You don't need to use Flash or graphics to make your content attractive.

hayluke

1:00 pm on Apr 10, 2003 (gmt 0)

10+ Year Member



I agree with Filipe. I think a lot depends on the site though. Some sites do need flash I think it's just it often ends up getting used on lots of innapropriate sites..

axisoftime

5:23 pm on Apr 10, 2003 (gmt 0)

10+ Year Member



flash and glitter has little to do with it

'Tis the truth. Flash has nothing to do with it. To improve productivity of your site, the single most important thing is usability (navigation and content). There are many sites out there that are actually quite ugly, but have great usability and are profitable.

Filipe

1:03 am on Apr 11, 2003 (gmt 0)

10+ Year Member



On the other hand! (Dum dum dummm)

Individual Flash elements on an HTML page can add some niceness too it. One site I came across had a three-column layout design (150px - fluid - 150x) and the right column had a flash element in it. It was a picture of a cherry blossom tree and it was swaying in the wind, and blossoms were falling about it. It was beautiful, didn't detract from the content (it was about Japanese influences on something-or-other), and it was just taking up space that was otherwise going to be left blank.

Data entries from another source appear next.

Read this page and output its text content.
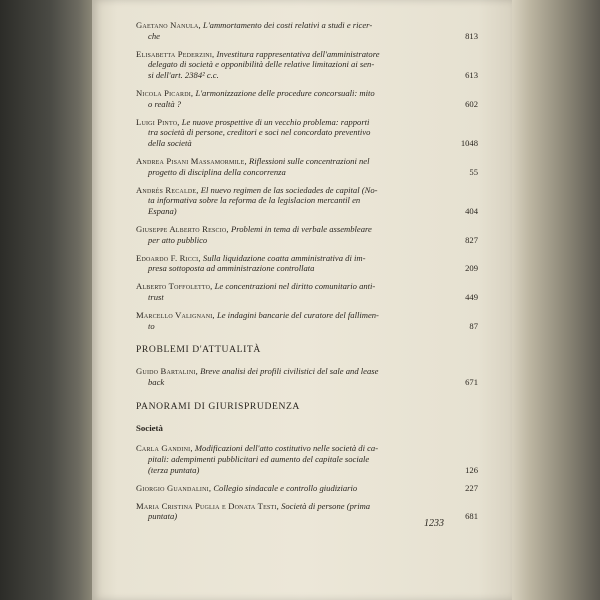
Gaetano Nanula, L'ammortamento dei costi relativi a studi e ricer-
che	813
Elisabetta Pederzini, Investitura rappresentativa dell'amministratore
delegato di società e opponibilità delle relative limitazioni ai sen-
si dell'art. 2384² c.c.	613
Nicola Picardi, L'armonizzazione delle procedure concorsuali: mito
o realtà ?	602
Luigi Pinto, Le nuove prospettive di un vecchio problema: rapporti
tra società di persone, creditori e soci nel concordato preventivo
della società	1048
Andrea Pisani Massamormile, Riflessioni sulle concentrazioni nel
progetto di disciplina della concorrenza	55
Andrés Recalde, El nuevo regimen de las sociedades de capital (No-
ta informativa sobre la reforma de la legislacion mercantil en
Espana)	404
Giuseppe Alberto Rescio, Problemi in tema di verbale assembleare
per atto pubblico	827
Edoardo F. Ricci, Sulla liquidazione coatta amministrativa di im-
presa sottoposta ad amministrazione controllata	209
Alberto Toffoletto, Le concentrazioni nel diritto comunitario anti-
trust	449
Marcello Valignani, Le indagini bancarie del curatore del fallimen-
to	87
PROBLEMI D'ATTUALITÀ
Guido Bartalini, Breve analisi dei profili civilistici del sale and lease
back	671
PANORAMI DI GIURISPRUDENZA
Società
Carla Gandini, Modificazioni dell'atto costitutivo nelle società di ca-
pitali: adempimenti pubblicitari ed aumento del capitale sociale
(terza puntata)	126
Giorgio Guandalini, Collegio sindacale e controllo giudiziario	227
Maria Cristina Puglia e Donata Testi, Società di persone (prima
puntata)	681
1233
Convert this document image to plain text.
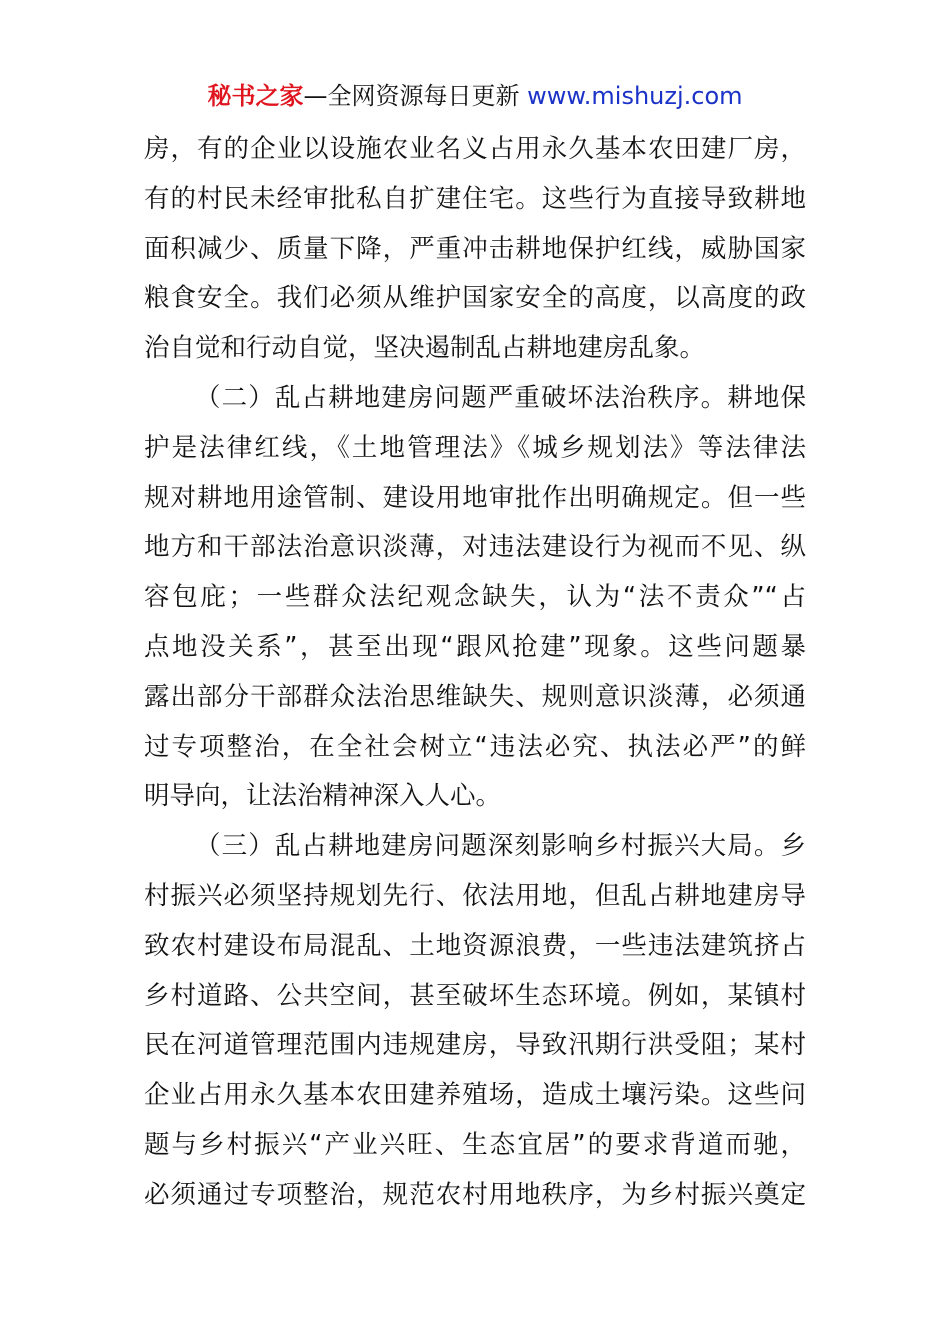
秘书之家—全网资源每日更新 www.mishuzj.com
房，有的企业以设施农业名义占用永久基本农田建厂房，
有的村民未经审批私自扩建住宅。这些行为直接导致耕地
面积减少、质量下降，严重冲击耕地保护红线，威胁国家
粮食安全。我们必须从维护国家安全的高度，以高度的政
治自觉和行动自觉，坚决遏制乱占耕地建房乱象。
（二）乱占耕地建房问题严重破坏法治秩序。耕地保
护是法律红线，《土地管理法》《城乡规划法》等法律法
规对耕地用途管制、建设用地审批作出明确规定。但一些
地方和干部法治意识淡薄，对违法建设行为视而不见、纵
容包庇；一些群众法纪观念缺失，认为“法不责众”“占
点地没关系”，甚至出现“跟风抢建”现象。这些问题暴
露出部分干部群众法治思维缺失、规则意识淡薄，必须通
过专项整治，在全社会树立“违法必究、执法必严”的鲜
明导向，让法治精神深入人心。
（三）乱占耕地建房问题深刻影响乡村振兴大局。乡
村振兴必须坚持规划先行、依法用地，但乱占耕地建房导
致农村建设布局混乱、土地资源浪费，一些违法建筑挤占
乡村道路、公共空间，甚至破坏生态环境。例如，某镇村
民在河道管理范围内违规建房，导致汛期行洪受阻；某村
企业占用永久基本农田建养殖场，造成土壤污染。这些问
题与乡村振兴“产业兴旺、生态宜居”的要求背道而驰，
必须通过专项整治，规范农村用地秩序，为乡村振兴奠定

Some sites use Flash animations instead of title graphics. For a coding site I've been to, they had coding scrolling behind the site name in the title graphic. Very subtle (since it was dark grey code on a black background) but a nice touch.

I'm not suggesting that sites be focus only on content and usability. I'm suggesting that your priorities shouldn't rest in graphics and flash (unless that's what you're selling).

HTML + Appropriately-Placed-Flash = Goodness for All

axisoftime

4:38 pm on Apr 11, 2003 (gmt 0)

10+ Year Member



Flash has many benefits when used appropriately and in moderation. But the point is that the benefits of a usable site in terms of navigation and content far outweigh the benefits of embedded animation applications on a website. In fact, superbly designed Flash apps. will do nothing for a site that is not usable in the first place.

Quagmire

8:29 pm on Apr 15, 2003 (gmt 0)

10+ Year Member



It also depends on the audience. For a game-related site that appeals to kids, a more graphical approach (that supports the content) would be appropriate. But for "suits" it would probably be better to stick with well-designed text, with color used when needed.

Disclaimer: design is not about graphics and color. It's solving a problem and presenting information in the best way possible. 37Signals' site doesn't have any more or less design than Kaliber10000 (k10k). If you plan on decorating existing content with graphics and color, that would most likely end up bad.

I don't think you'll find hard-and-fast evidence because every problem requires a unique solution.